25. Grammar of the Choctaw Language. By the Rev. Cyrus Byington. Edited from the original MS. by D. G. Brinton. pp. 56. In Proceedings of the American Philosophical Society, 1870.

26. Contributions to a Grammer of the Muskokee Language. In Proceedings of the American Philosophical Society, March, 1870.

27. The Floridian Peninsula, its Literary History, Indian Tribes, and Antiquities. 8vo, cloth, pp. 202. Philadelphia, 1859.

28. The Taensa Grammar and Dictionary. A deception exposed. In American Antiquarian, March, 1885.

29. The Taensa Grammar and Dictionary. A reply to M. Lucien Adam. In American Antiquarian, September, 1885.

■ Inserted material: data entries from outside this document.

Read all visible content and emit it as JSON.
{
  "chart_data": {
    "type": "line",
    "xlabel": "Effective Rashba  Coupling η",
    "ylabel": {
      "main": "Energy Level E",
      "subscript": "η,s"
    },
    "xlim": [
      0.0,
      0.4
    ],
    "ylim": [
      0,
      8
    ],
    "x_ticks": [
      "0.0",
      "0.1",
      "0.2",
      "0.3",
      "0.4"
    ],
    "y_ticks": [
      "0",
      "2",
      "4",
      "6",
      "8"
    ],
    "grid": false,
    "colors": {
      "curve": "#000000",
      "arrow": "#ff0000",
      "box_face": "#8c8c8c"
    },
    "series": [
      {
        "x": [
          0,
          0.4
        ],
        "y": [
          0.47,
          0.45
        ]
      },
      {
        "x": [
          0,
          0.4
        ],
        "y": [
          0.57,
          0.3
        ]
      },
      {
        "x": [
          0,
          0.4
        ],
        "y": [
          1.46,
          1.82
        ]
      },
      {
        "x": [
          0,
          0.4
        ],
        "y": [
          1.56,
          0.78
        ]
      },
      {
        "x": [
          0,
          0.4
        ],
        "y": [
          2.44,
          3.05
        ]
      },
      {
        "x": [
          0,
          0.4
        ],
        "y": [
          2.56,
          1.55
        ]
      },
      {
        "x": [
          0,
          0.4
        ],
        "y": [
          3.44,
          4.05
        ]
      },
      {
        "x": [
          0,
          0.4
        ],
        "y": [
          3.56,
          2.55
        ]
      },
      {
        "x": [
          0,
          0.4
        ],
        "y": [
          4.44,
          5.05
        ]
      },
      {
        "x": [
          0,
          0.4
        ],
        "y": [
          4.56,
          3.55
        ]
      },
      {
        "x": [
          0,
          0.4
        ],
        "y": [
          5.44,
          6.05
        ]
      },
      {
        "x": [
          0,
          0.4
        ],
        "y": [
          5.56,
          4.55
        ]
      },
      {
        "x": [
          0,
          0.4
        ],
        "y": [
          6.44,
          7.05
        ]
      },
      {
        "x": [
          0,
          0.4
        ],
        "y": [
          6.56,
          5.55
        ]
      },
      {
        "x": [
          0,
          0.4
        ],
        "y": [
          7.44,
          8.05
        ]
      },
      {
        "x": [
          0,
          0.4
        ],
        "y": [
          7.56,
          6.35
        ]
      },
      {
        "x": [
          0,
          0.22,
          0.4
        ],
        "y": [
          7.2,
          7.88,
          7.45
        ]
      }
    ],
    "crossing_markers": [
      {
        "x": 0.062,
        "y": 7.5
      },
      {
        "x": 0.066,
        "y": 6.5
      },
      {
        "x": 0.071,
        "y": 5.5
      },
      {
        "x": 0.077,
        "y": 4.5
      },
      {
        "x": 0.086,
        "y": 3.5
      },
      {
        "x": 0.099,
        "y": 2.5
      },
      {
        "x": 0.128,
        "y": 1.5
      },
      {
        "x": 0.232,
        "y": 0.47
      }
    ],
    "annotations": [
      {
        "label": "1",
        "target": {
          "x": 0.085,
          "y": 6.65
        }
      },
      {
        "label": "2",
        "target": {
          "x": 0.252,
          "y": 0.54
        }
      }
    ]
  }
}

Within the area of the United States, my articles have been confined practically to two groups, the Algonkian dialects and those spoken in Florida and the Gulf States.

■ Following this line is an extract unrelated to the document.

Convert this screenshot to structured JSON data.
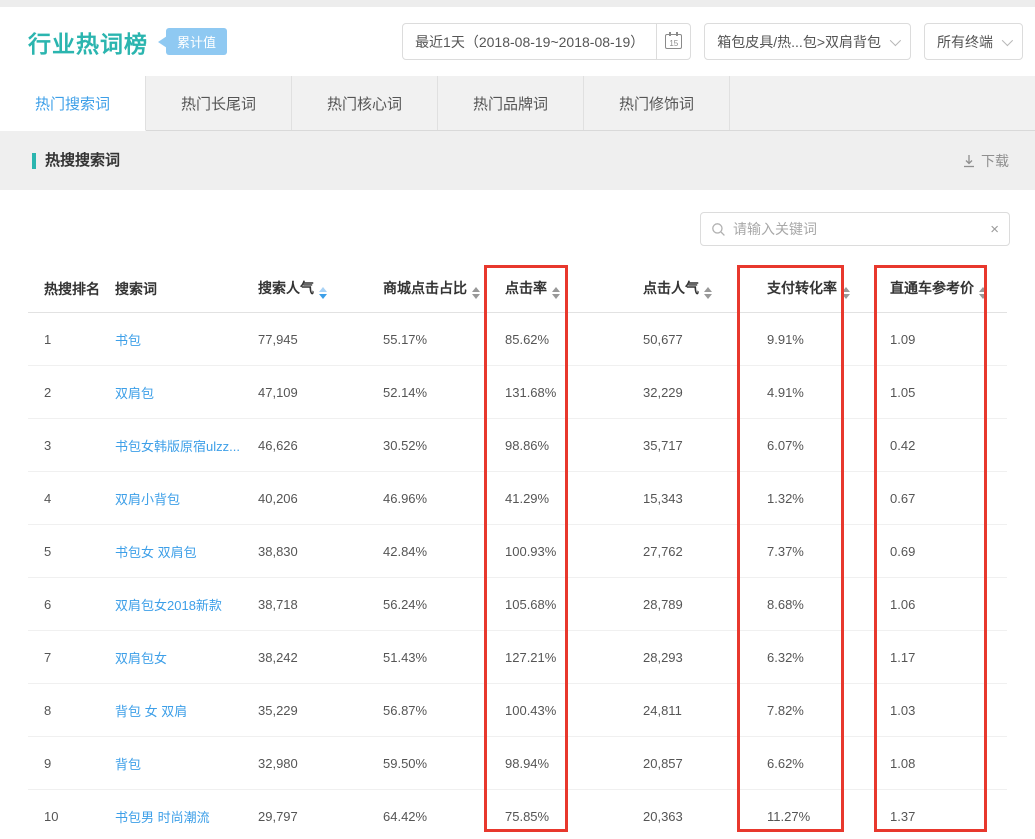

The Delaware Indians or Lenni Lenâpé, who occupied the valley of the Delaware River and the land east of it to the ocean, although long in peaceful association with the white settlers, were never studied, linguistically, except by the Moravian missionaries, in the latter half of the eighteenth century. In examining the MSS. in the Moravian Church at Bethlehem, Pa., I discovered a MS. dictionary of their tongue, containing about 4,300 words. This I had carefully copied, and induced a native Delaware, an educated clergyman of the English Church, the Rev. Albert Seqaqkind Anthony, to pass a fortnight at my house, going over it with me, word by word. The MS. thus revised, was published by the Historical Society of Pennsylvania as the first number of its “Student Series.” Various interesting items illustrating the beliefs and customs of the Delawares of the present day, communicated to me by Mr. Anthony, I collected into the article ([18]), “Lenâpé Conversations.”

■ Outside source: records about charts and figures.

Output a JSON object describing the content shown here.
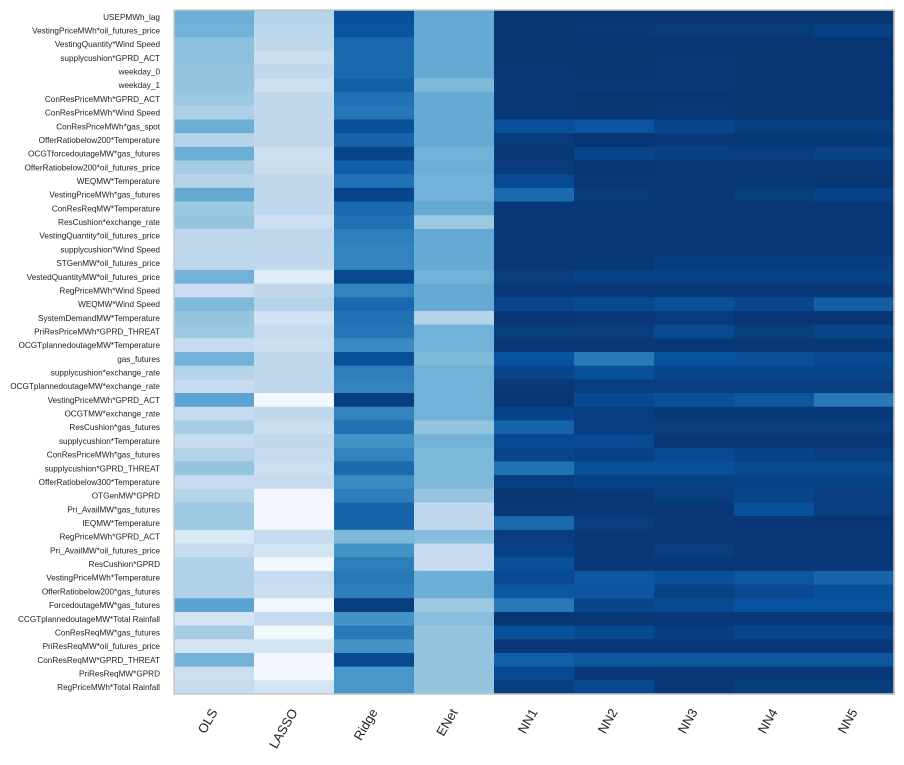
{
  "chart_data": {
    "type": "heatmap",
    "title": "",
    "xlabel": "",
    "ylabel": "",
    "colormap": "Blues",
    "value_range": [
      0,
      1
    ],
    "columns": [
      "OLS",
      "LASSO",
      "Ridge",
      "ENet",
      "NN1",
      "NN2",
      "NN3",
      "NN4",
      "NN5"
    ],
    "rows": [
      "USEPMWh_lag",
      "VestingPriceMWh*oil_futures_price",
      "VestingQuantity*Wind Speed",
      "supplycushion*GPRD_ACT",
      "weekday_0",
      "weekday_1",
      "ConResPriceMWh*GPRD_ACT",
      "ConResPriceMWh*Wind Speed",
      "ConResPriceMWh*gas_spot",
      "OfferRatiobelow200*Temperature",
      "OCGTforcedoutageMW*gas_futures",
      "OfferRatiobelow200*oil_futures_price",
      "WEQMW*Temperature",
      "VestingPriceMWh*gas_futures",
      "ConResReqMW*Temperature",
      "ResCushion*exchange_rate",
      "VestingQuantity*oil_futures_price",
      "supplycushion*Wind Speed",
      "STGenMW*oil_futures_price",
      "VestedQuantityMW*oil_futures_price",
      "RegPriceMWh*Wind Speed",
      "WEQMW*Wind Speed",
      "SystemDemandMW*Temperature",
      "PriResPriceMWh*GPRD_THREAT",
      "OCGTplannedoutageMW*Temperature",
      "gas_futures",
      "supplycushion*exchange_rate",
      "OCGTplannedoutageMW*exchange_rate",
      "VestingPriceMWh*GPRD_ACT",
      "OCGTMW*exchange_rate",
      "ResCushion*gas_futures",
      "supplycushion*Temperature",
      "ConResPriceMWh*gas_futures",
      "supplycushion*GPRD_THREAT",
      "OfferRatiobelow300*Temperature",
      "OTGenMW*GPRD",
      "Pri_AvailMW*gas_futures",
      "IEQMW*Temperature",
      "RegPriceMWh*GPRD_ACT",
      "Pri_AvailMW*oil_futures_price",
      "ResCushion*GPRD",
      "VestingPriceMWh*Temperature",
      "OfferRatiobelow200*gas_futures",
      "ForcedoutageMW*gas_futures",
      "CCGTplannedoutageMW*Total Rainfall",
      "ConResReqMW*gas_futures",
      "PriResReqMW*oil_futures_price",
      "ConResReqMW*GPRD_THREAT",
      "PriResReqMW*GPRD",
      "RegPriceMWh*Total Rainfall"
    ],
    "values": [
      [
        0.5,
        0.3,
        0.88,
        0.52,
        0.98,
        0.98,
        0.98,
        0.98,
        0.98
      ],
      [
        0.48,
        0.28,
        0.86,
        0.52,
        0.98,
        0.97,
        0.96,
        0.96,
        0.94
      ],
      [
        0.42,
        0.27,
        0.78,
        0.52,
        0.98,
        0.98,
        0.98,
        0.98,
        0.98
      ],
      [
        0.42,
        0.23,
        0.78,
        0.52,
        0.98,
        0.98,
        0.97,
        0.98,
        0.98
      ],
      [
        0.4,
        0.27,
        0.78,
        0.52,
        0.97,
        0.98,
        0.97,
        0.98,
        0.98
      ],
      [
        0.4,
        0.22,
        0.82,
        0.45,
        0.97,
        0.97,
        0.97,
        0.98,
        0.98
      ],
      [
        0.38,
        0.27,
        0.75,
        0.52,
        0.97,
        0.98,
        0.98,
        0.98,
        0.98
      ],
      [
        0.33,
        0.27,
        0.73,
        0.52,
        0.97,
        0.98,
        0.97,
        0.98,
        0.98
      ],
      [
        0.5,
        0.27,
        0.88,
        0.52,
        0.88,
        0.86,
        0.92,
        0.95,
        0.95
      ],
      [
        0.3,
        0.27,
        0.8,
        0.52,
        0.96,
        0.98,
        0.97,
        0.97,
        0.97
      ],
      [
        0.5,
        0.22,
        0.92,
        0.48,
        0.97,
        0.92,
        0.94,
        0.95,
        0.93
      ],
      [
        0.35,
        0.23,
        0.82,
        0.5,
        0.96,
        0.98,
        0.97,
        0.97,
        0.97
      ],
      [
        0.3,
        0.27,
        0.75,
        0.48,
        0.9,
        0.97,
        0.97,
        0.97,
        0.98
      ],
      [
        0.52,
        0.27,
        0.92,
        0.48,
        0.78,
        0.96,
        0.97,
        0.95,
        0.93
      ],
      [
        0.38,
        0.27,
        0.78,
        0.52,
        0.97,
        0.97,
        0.97,
        0.97,
        0.97
      ],
      [
        0.4,
        0.22,
        0.75,
        0.38,
        0.97,
        0.97,
        0.97,
        0.97,
        0.97
      ],
      [
        0.27,
        0.27,
        0.7,
        0.52,
        0.97,
        0.97,
        0.97,
        0.97,
        0.97
      ],
      [
        0.27,
        0.27,
        0.68,
        0.52,
        0.97,
        0.97,
        0.97,
        0.97,
        0.97
      ],
      [
        0.27,
        0.27,
        0.68,
        0.52,
        0.97,
        0.97,
        0.95,
        0.95,
        0.95
      ],
      [
        0.48,
        0.12,
        0.9,
        0.48,
        0.95,
        0.93,
        0.93,
        0.93,
        0.93
      ],
      [
        0.23,
        0.27,
        0.68,
        0.52,
        0.97,
        0.97,
        0.97,
        0.97,
        0.97
      ],
      [
        0.45,
        0.3,
        0.78,
        0.52,
        0.92,
        0.9,
        0.88,
        0.92,
        0.82
      ],
      [
        0.4,
        0.2,
        0.75,
        0.3,
        0.98,
        0.97,
        0.96,
        0.98,
        0.98
      ],
      [
        0.38,
        0.25,
        0.73,
        0.48,
        0.95,
        0.95,
        0.9,
        0.95,
        0.92
      ],
      [
        0.25,
        0.23,
        0.65,
        0.48,
        0.97,
        0.97,
        0.97,
        0.97,
        0.97
      ],
      [
        0.48,
        0.27,
        0.88,
        0.45,
        0.87,
        0.72,
        0.87,
        0.88,
        0.9
      ],
      [
        0.3,
        0.27,
        0.7,
        0.48,
        0.92,
        0.88,
        0.92,
        0.92,
        0.92
      ],
      [
        0.25,
        0.27,
        0.68,
        0.48,
        0.97,
        0.95,
        0.95,
        0.95,
        0.95
      ],
      [
        0.55,
        0.02,
        0.95,
        0.48,
        0.98,
        0.9,
        0.88,
        0.85,
        0.72
      ],
      [
        0.25,
        0.27,
        0.68,
        0.48,
        0.93,
        0.95,
        0.97,
        0.97,
        0.97
      ],
      [
        0.35,
        0.23,
        0.75,
        0.4,
        0.8,
        0.95,
        0.95,
        0.95,
        0.95
      ],
      [
        0.25,
        0.27,
        0.62,
        0.48,
        0.9,
        0.9,
        0.97,
        0.97,
        0.97
      ],
      [
        0.3,
        0.25,
        0.68,
        0.45,
        0.92,
        0.93,
        0.9,
        0.93,
        0.95
      ],
      [
        0.4,
        0.22,
        0.78,
        0.45,
        0.75,
        0.88,
        0.88,
        0.9,
        0.9
      ],
      [
        0.25,
        0.25,
        0.65,
        0.45,
        0.95,
        0.93,
        0.93,
        0.93,
        0.93
      ],
      [
        0.3,
        0.03,
        0.7,
        0.4,
        0.98,
        0.97,
        0.95,
        0.92,
        0.95
      ],
      [
        0.38,
        0.03,
        0.8,
        0.27,
        0.97,
        0.97,
        0.97,
        0.88,
        0.95
      ],
      [
        0.38,
        0.03,
        0.8,
        0.27,
        0.78,
        0.95,
        0.97,
        0.98,
        0.98
      ],
      [
        0.15,
        0.25,
        0.45,
        0.43,
        0.95,
        0.97,
        0.97,
        0.97,
        0.97
      ],
      [
        0.25,
        0.18,
        0.62,
        0.25,
        0.93,
        0.97,
        0.95,
        0.97,
        0.97
      ],
      [
        0.32,
        0.03,
        0.7,
        0.25,
        0.88,
        0.97,
        0.97,
        0.97,
        0.97
      ],
      [
        0.32,
        0.25,
        0.72,
        0.5,
        0.9,
        0.85,
        0.88,
        0.85,
        0.8
      ],
      [
        0.32,
        0.22,
        0.7,
        0.5,
        0.85,
        0.85,
        0.93,
        0.9,
        0.88
      ],
      [
        0.55,
        0.03,
        0.95,
        0.38,
        0.72,
        0.92,
        0.9,
        0.87,
        0.87
      ],
      [
        0.18,
        0.25,
        0.62,
        0.43,
        0.98,
        0.97,
        0.97,
        0.97,
        0.97
      ],
      [
        0.35,
        0.03,
        0.72,
        0.4,
        0.88,
        0.9,
        0.95,
        0.92,
        0.92
      ],
      [
        0.18,
        0.18,
        0.62,
        0.4,
        0.97,
        0.97,
        0.97,
        0.97,
        0.97
      ],
      [
        0.48,
        0.03,
        0.9,
        0.4,
        0.82,
        0.85,
        0.85,
        0.85,
        0.85
      ],
      [
        0.22,
        0.03,
        0.6,
        0.4,
        0.9,
        0.97,
        0.97,
        0.97,
        0.97
      ],
      [
        0.25,
        0.18,
        0.6,
        0.4,
        0.95,
        0.9,
        0.97,
        0.95,
        0.95
      ]
    ]
  }
}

A few years previous I had succeeded in obtaining the singular MS. referred to by C. S. Rafinesque, in 1836, as the “Painted Record” of the Delaware Indians, the Walum Olum, properly, “painted” or “red” “score.” This I reproduced in No. [17], with the accessories mentioned above (p. [9]). There is no doubt of the general authenticity of this record. A corroboration of it was sent me in March of this year (1898) by Dr. A. S. Gatschet, of the U. S. Bureau of American Ethnology. He writes:

“When the Delaware delegate, Johnnycake, was here for the last time, he told Mr. J. B. N. Hewitt (also attached to the Bureau) that some of the Lenâpé Indians, near Nowata, Cherokee Nation, had seen your publication on the Walum Olum. They belong to the oldest men of that tribe, and stated that the text was all right, and that they remembered the songs from their youth. They could give many additions, and said that a few passages were in the wrong order and had to be placed elsewhere to give them the full meaning they were intended to convey.”

This was cheering confirmation to me that my labor had not been expended on a fantastic composition of Rafinesque’s, as some have been inclined to think.